Montag, 17. August 2026

Äußerst erfolgreicher Vorläufer der Agroforst-Bewegung

Stefan Schwarzer / LinkedIn

Landschaften gegen die Dürre - Stalins „Großer Plan zur Umwandlung der Natur“ und seine Lehren für heute

Ich habe immer wieder Geschichten und Zahlen zu Stalin's großen Wiederaufforstungsprojekten in der UdSSR bzw. in der Ukraine gehört, und wie dies beigetragen hat u.a. den Grundwasserspiegel wieder anzuheben.

 Ich habe nun mal versucht, Informationen und Daten zusammen zu tragen. Diese sind aus heutiger Perspektive - Stichwort Dürre und fallende Grundwasserstände - sehr interessant. Auch hier könnten - wir mal wieder - aus der Geschichte lernen, wenn wir den wollten.

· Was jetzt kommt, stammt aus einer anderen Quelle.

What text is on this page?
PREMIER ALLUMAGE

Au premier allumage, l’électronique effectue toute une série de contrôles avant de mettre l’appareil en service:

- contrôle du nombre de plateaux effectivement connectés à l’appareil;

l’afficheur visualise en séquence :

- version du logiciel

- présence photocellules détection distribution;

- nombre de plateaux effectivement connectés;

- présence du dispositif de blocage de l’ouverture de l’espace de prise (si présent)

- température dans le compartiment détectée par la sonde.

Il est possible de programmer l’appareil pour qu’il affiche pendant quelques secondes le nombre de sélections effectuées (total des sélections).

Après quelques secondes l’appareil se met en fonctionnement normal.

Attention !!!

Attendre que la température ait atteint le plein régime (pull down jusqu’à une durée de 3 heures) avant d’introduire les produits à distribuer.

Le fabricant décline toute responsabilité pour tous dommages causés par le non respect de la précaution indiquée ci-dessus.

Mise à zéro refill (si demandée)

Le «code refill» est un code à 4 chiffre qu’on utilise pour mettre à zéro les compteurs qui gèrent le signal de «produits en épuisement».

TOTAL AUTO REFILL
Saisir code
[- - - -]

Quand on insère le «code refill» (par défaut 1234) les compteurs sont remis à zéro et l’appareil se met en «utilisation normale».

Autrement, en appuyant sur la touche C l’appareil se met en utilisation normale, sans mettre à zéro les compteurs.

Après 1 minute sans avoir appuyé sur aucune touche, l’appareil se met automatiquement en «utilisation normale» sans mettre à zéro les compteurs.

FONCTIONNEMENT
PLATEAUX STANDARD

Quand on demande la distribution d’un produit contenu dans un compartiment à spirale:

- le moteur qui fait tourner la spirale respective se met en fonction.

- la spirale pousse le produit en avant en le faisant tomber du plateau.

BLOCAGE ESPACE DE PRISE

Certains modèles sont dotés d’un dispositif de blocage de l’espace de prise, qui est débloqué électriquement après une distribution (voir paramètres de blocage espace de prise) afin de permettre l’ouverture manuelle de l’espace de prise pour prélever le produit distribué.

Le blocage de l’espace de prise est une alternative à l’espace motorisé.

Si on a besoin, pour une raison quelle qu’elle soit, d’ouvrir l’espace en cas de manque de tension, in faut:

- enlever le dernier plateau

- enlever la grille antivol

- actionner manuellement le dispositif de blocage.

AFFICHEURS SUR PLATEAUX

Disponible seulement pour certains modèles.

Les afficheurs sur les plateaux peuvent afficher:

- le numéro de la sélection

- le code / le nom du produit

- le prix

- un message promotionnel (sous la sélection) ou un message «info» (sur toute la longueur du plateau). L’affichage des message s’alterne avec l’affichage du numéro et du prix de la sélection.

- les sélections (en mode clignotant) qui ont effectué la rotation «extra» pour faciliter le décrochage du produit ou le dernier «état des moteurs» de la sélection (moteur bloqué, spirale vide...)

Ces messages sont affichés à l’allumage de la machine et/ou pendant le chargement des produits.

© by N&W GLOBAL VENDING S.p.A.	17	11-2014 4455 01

In diesem Dokument hier habe ich die Informationen in detaillierter Form zusammen getragen. Es lohnt sich - wirklich !! - diese zu lesen.

Für die, die nicht so viel Zeit investieren wollen, hier eine Zusammenfassung:

Der sogenannte „Große Plan zur Umwandlung der Natur“, den die Sowjetunion 1948 unter Josef Stalin beschloss, knüpfte an eine deutlich ältere Tradition des Schutzwaldbaus in den Steppen- und Waldsteppengebieten an. 

Bereits im 19. Jahrhundert hatten Forscher wie Vasyl Dokutschaev und Yurii Wyssozkyj untersucht, wie Baum- und Heckenstreifen Wind bremsen, Erosion vermindern, Schnee zurückhalten und den Bodenwasserhaushalt verbessern können. In den 1930er Jahren wurden diese Ansätze angesichts wiederkehrender Dürren, Staubstürme und Ernteausfälle staatlich ausgeweitet. 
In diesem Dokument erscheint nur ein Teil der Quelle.